Based on differing underlying mechanisms, doctors usually divide drug allergies into four main types: immediate hypersensitivity allergies, immune complex disease, cytotoxic responses, and delayed hypersensitivity reactions.
Generally occurring anywhere from instantly to within the first six hours after exposure to the culprit medication, immediate hypersensitivity drug reactions involve IgE antibodies, mast cells, and the release of large amounts of chemical mediators that are responsible for the symptoms. These reactions may be severe and even life-threatening. Penicillin, when administered either intramuscularly or intravenously, is perhaps the best known cause of this type of severe reaction, but by no means the sole cause. Many other types of antibiotics, adrenocorticotropic hormone (ACTH), insulin, flu vaccine, tetanus toxoid, and gamma globulin may also provoke immediate hypersensitivity drug reactions and profound shock.
Immune-complex disease, once called serum sickness disease, is a second kind of drug-induced allergy. In this type of reaction, small-sized drug-antibody molecular complexes float in the bloodstream until they are deposited in the tiny blood vessels of many important organs. Once there, they attract other blood proteins and initiate a cascade of events, culminating in significant inflammation and damage to the surrounding tissues and organs. Symptoms include fever, rash, hives, tender black-and-blue nodules in the skin, swollen glands, and joint pains. Drugs commonly linked to this type of allergy include penicillin, sulfa drugs, phenytoin (Dilantin), aspirin, streptomycin, hydralazine (Apresoline), procainamide (Pronestyl), isoniazid (INH), propylthiouracil, and chlorpromazine (Thorazine).

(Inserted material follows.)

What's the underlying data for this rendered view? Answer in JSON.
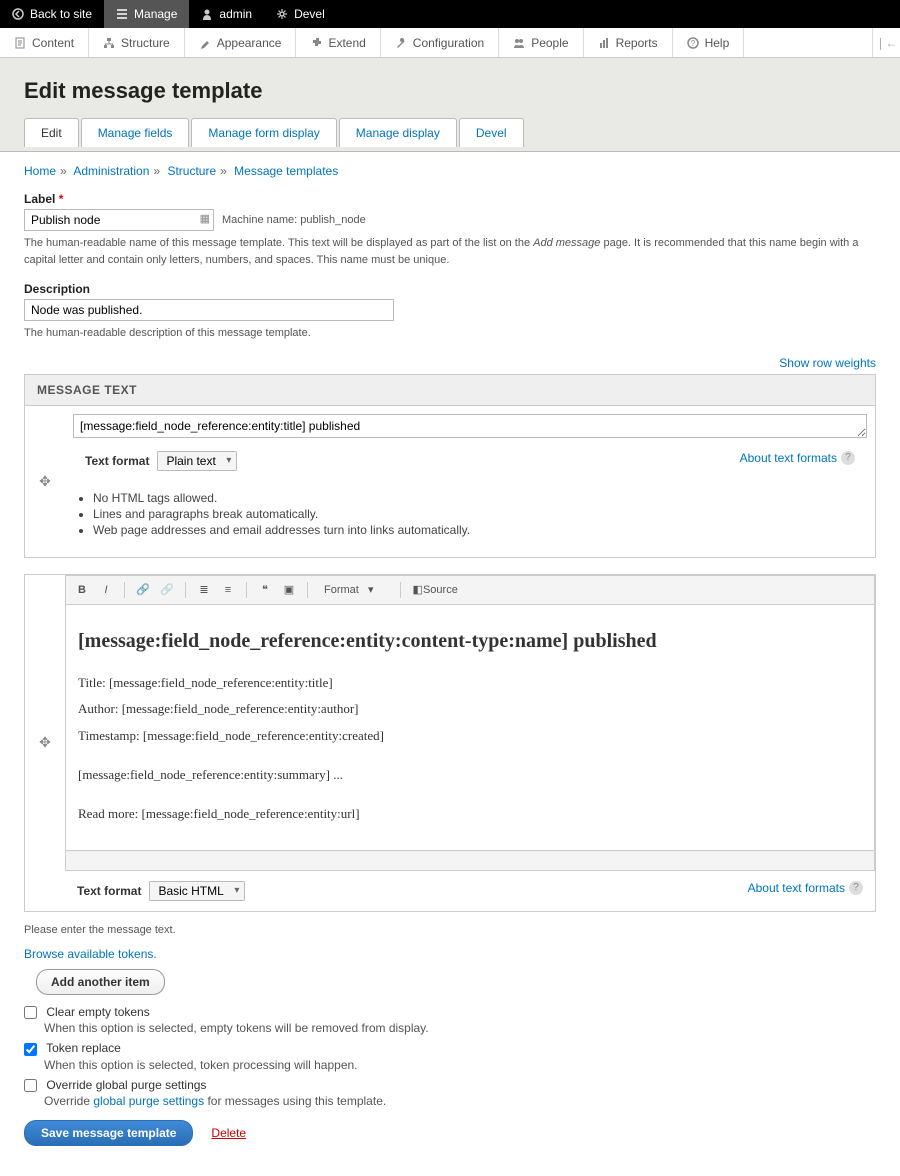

Cytotoxic reactions (which literally mean those that are poisonous to cells) are a third kind of drug allergy. In simplest terms, the offending drug alone or the drug bound to an antibody attaches to the surface of specific target cells for example, red blood cells and initiates their destruction. Drugs that may precipitate anemia (a low blood count) in this manner include penicillin, quinidine (Quinaglute), quinine, aspirin, and cephalosporin antibiotics (Keflex, Velosef, and Duricef). Destruction of platelets, the cells needed for normal blood coagulation, has been reported with quinine, quinidine, acetaminophen (Tylenol), and sulfa drugs. And lastly, white blood cell destruction has been linked to phenylbutazone (Butazolidin), phenothiazines (for example, Thorazine), sulfa drugs, phenytoin (Dilantin), and tolbutamide (Orinase), among others.
Finally, drugs may cause allergy by a fourth immunologic mechanism known as delayed hypersensitivity, which involves the participation of sensitized lymphocytes. Within the skin, delayed reactions manifest themselves as allergic contact dermatitis. Neomycin, bacitracin, parabens, propylene glycol, and PABA are examples of common ingredients found in many OTC and prescription items that are known to cause contact allergies. Although it occurs less often, a delayed hypersensitivity reaction may also involve other organs. For example, nitrofurantoin (Furadantin), penicillin, and phenytoin (Dilantin) have been known to cause delayed hypersensitivity inflammation in the lungs.